Angst vor der Stimmenauszählung
Auch die amerikanische Wirtschaftslage trägt zur negativen Bestandsaufnahme bei. Die in die Billiglohnländer ausgelagerten Industrieproduktionsarbeitsplätze werden durch eher schlecht bezahlte Dienstleistungsjobs ersetzt und bewirken eine Verarmung der Bevölkerung. Die ärmeren Schichten könnten sich keine Ausbildung leisten und perpetuieren ihren Status von „working poor“ oder sehen den einzigen Ausweg in einer Karriere beim Militär. Damit spreche er den beschämendsten Teil seiner Analyse an: Anstatt als reiches Land der dritten Welt zu helfen, ihre Nöte zu beseitigen, indem man ihr zur notwendigen Infrastruktur verhelfe, werde sie schamlos ausgebeutet; in letzter Konsequenz würde nun auch Krieg gegen sie geführt.

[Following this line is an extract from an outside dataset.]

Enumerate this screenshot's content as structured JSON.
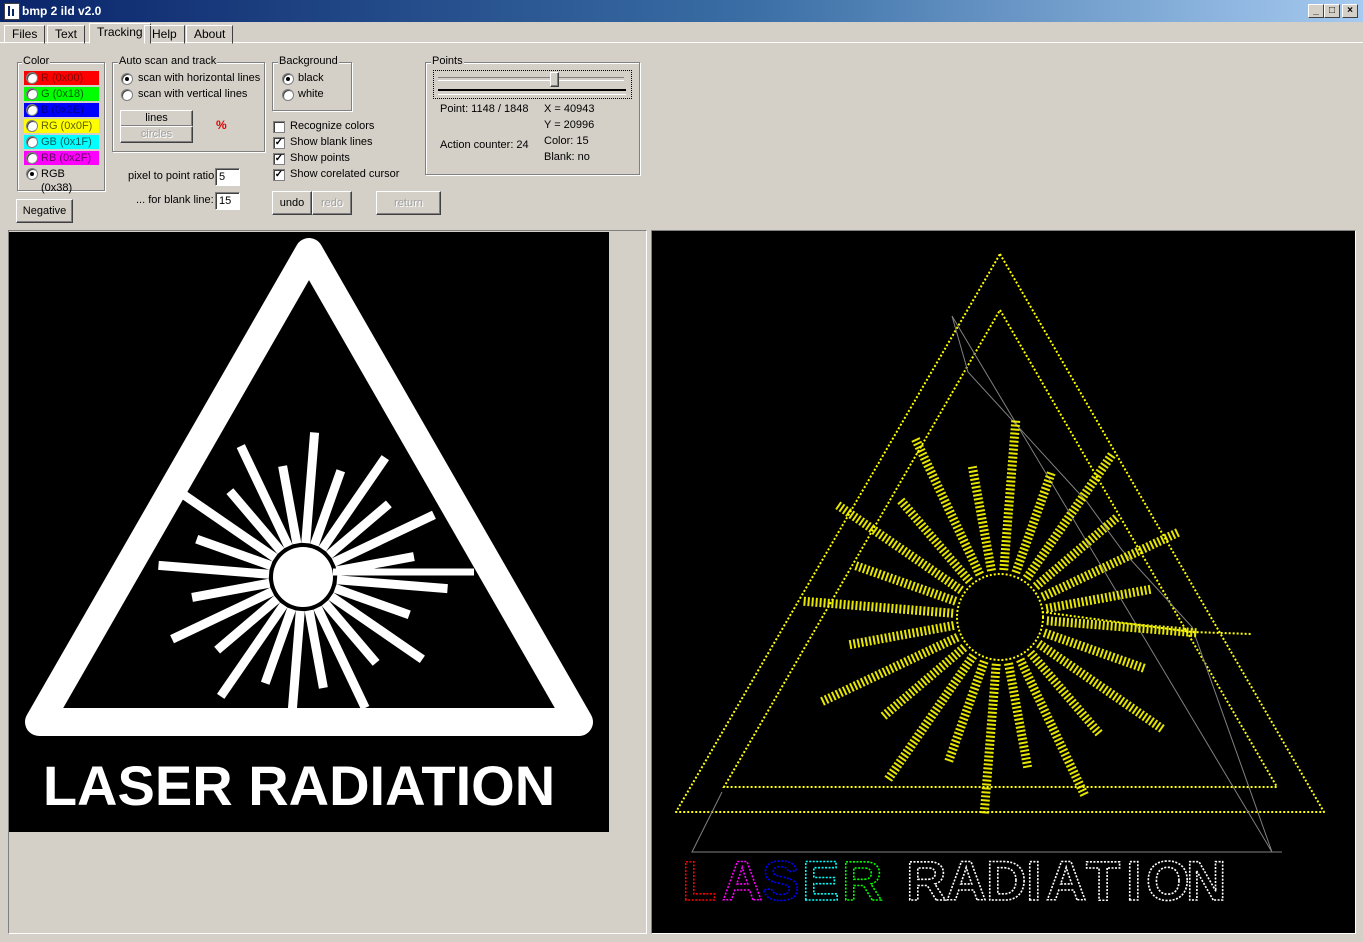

Angesichts dieser düsteren Lage sieht Stephen Gaskin seine Aufgabe darin, der Welt das andere Amerika zu zeigen – das liberale, friedliebende und solidarische Gesicht der Weltmacht, das er und viele andere Denker, Künstler und Aktivisten verkörpern. Einen berechtigten Anlass zur Hoffnung gibt ihm, dem grünen Präsidentschaftskandidaten 2000, die chancenreiche Kandidatur von J. F. Kerry. Gaskins größte Sorge gilt dabei der Frage, ob diesmal Fairness bei der Auszählung der Stimmen walten wird – eine für die erste Demokratie der Welt eher bestürzende Befürchtung.